Let me show you an example. Let’s load some weibull data, and forget that it is weibull.
weib_data = RANDWEIB.DAT
head(weib_data)
#> data
#> 1 0.8052801
#> 2 0.7403102
#> 3 1.0452200
#> 4 0.7830150
#> 5 1.2402800
#> 6 1.0057760
Let us do some EDA, with the 4plot.
fourPlot(weib_data$data)
We see that it is fairly symmetrical from the histogram, and that it might be approximate normal distributed. Let us try and confirm with the tukeyPPCC.
tukeyPPCC(weib_data$data)
#> Maximum value of the correlation coefficient = 0.992
#> Lambda = 0.24
#> The distribution of your data might be short-tailed (U-shaped), for example beta or uniform
Interesting. The output tells us that data might come from a uniform or beta or something short-tailed.

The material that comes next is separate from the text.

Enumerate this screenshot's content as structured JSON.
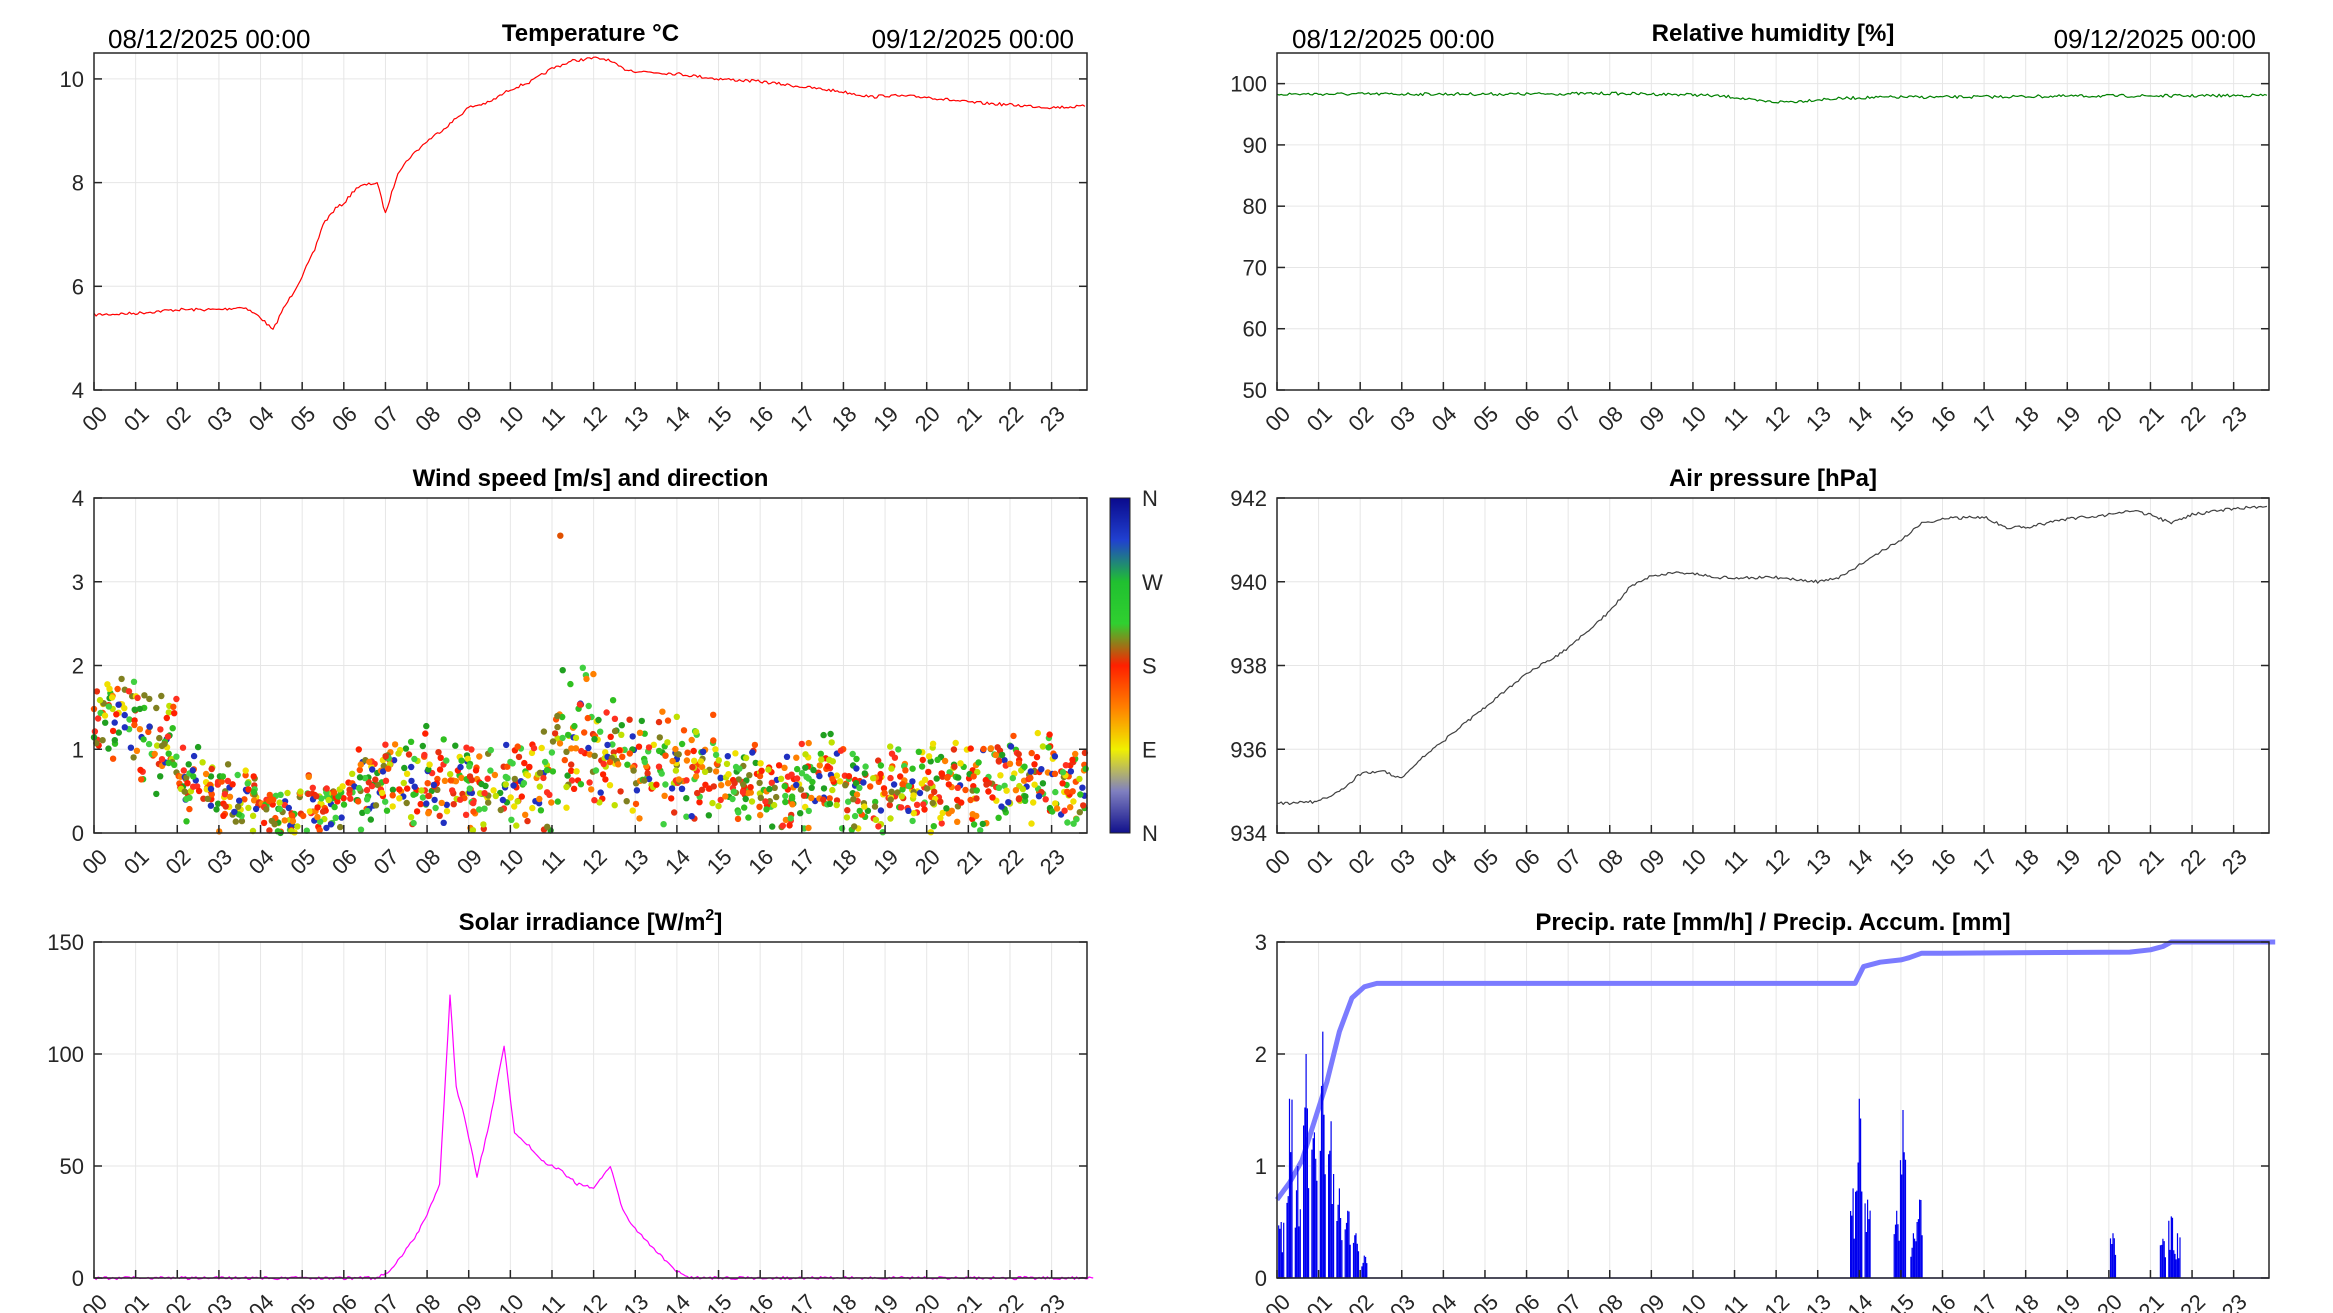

With the PPCC function you can fit the data to either a gamma or weibull distribution.
PPCC(weib_data$data, 'gamma')
#> Maximum value of the correlation coefficient = 0.998
#> Optimal value of the shape parameter = 10
The data could fit a gamma with shape parameter 10, best. Or..
PPCC(weib_data$data, 'weibull')
#> Maximum value of the correlation coefficient = 0.999
#> Optimal value of the shape parameter = 2.23
It has a correlation coefficient of .999 with a weibull with shape parameter 2.23. The data is in fact generated from a weibull with shape parameter 2.